I still believe in the idea of a homosexual identity based on non-conformity and difference, as opposed to assimilation and domestication. In that sense, gay porn is for me, now more than ever, one of the last bastions of sexual radicalism and unapologetic, extreme, homosexual representation. I express solidarity with pornographers and explicitly identify as one myself. I started using gay pornographic imagery very early on as a kind of political tool to challenge and provoke people who are intolerant or hostile toward homosexuality. Strangely, I'm not really that interested in pornography per se; I'm more intrigued by what you can do with it as an ideological weapon. I don't think porn has been mainstreamed as much as the media says it has. Even if most people view it in secret, it remains relatively taboo, and therefore it still has the potential to be used in politically subversive ways.

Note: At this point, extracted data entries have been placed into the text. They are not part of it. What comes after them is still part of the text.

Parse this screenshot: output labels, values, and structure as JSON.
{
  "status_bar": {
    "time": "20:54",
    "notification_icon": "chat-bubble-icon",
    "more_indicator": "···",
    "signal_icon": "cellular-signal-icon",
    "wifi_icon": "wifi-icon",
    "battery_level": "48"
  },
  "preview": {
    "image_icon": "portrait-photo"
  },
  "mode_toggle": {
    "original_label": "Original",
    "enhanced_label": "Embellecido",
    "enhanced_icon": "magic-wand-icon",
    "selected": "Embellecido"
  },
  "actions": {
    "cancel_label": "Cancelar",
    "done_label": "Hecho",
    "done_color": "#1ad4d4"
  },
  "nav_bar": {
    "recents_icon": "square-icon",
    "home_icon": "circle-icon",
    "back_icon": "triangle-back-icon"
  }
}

Whichever way you slice it, pornography, if it isn’t art, is very much like it. It's a creative medium, a mediation of reality made by photographers and filmmakers that happens to be generally focused on explicit sexuality. Pornography can be good or bad. When used pejoratively, something that is “pornographic” is offensive, in a bad way. You could say that the way in which mass media exploits images of violence and war is, in a sense, pornographic. “Porn” can also signify an indulgence in something non-sexual, as in “food porn,” or an exploitation of some non-sexual phenomenon, like “real estate porn” or “poverty porn.” Porn can be extravagant, decadent, transgressive, shocking, and, of course, hot. So it's clear that the definition of pornography is both subjective and mutable.
Going forward, I hope to continue working as a pornographer, making films for porn companies — or at least working with very graphic sexual content — as well as producing cinema made in a more non-explicit “industry style” that can be viewed by a wider audience. Not very many filmmakers are allowed to work on both sides of that fence, and I feel lucky that I’ve earned that privilege.
I’m only interested in doing narrative porn, and porn with what might be considered political content. My porn films are very much influenced by 70s pornography, specifically the great gay avant-garde porn filmmakers like Wakefield Poole, Peter de Rome, Fred Halstead, Peter Berlin, and others who were actually making films to be viewed and marketed as porn. At the time, what they were making was intentionally pornographic, but now it’s considered avant-garde work that can also be appreciated as art. Of course, not all porn has to have “artistic merit”, as the gatekeepers call it, and sometimes you just want to watch some filthy, down-and-dirty porn that makes art seem like a distant memory.
But I hate to tell you, it’s probably still art!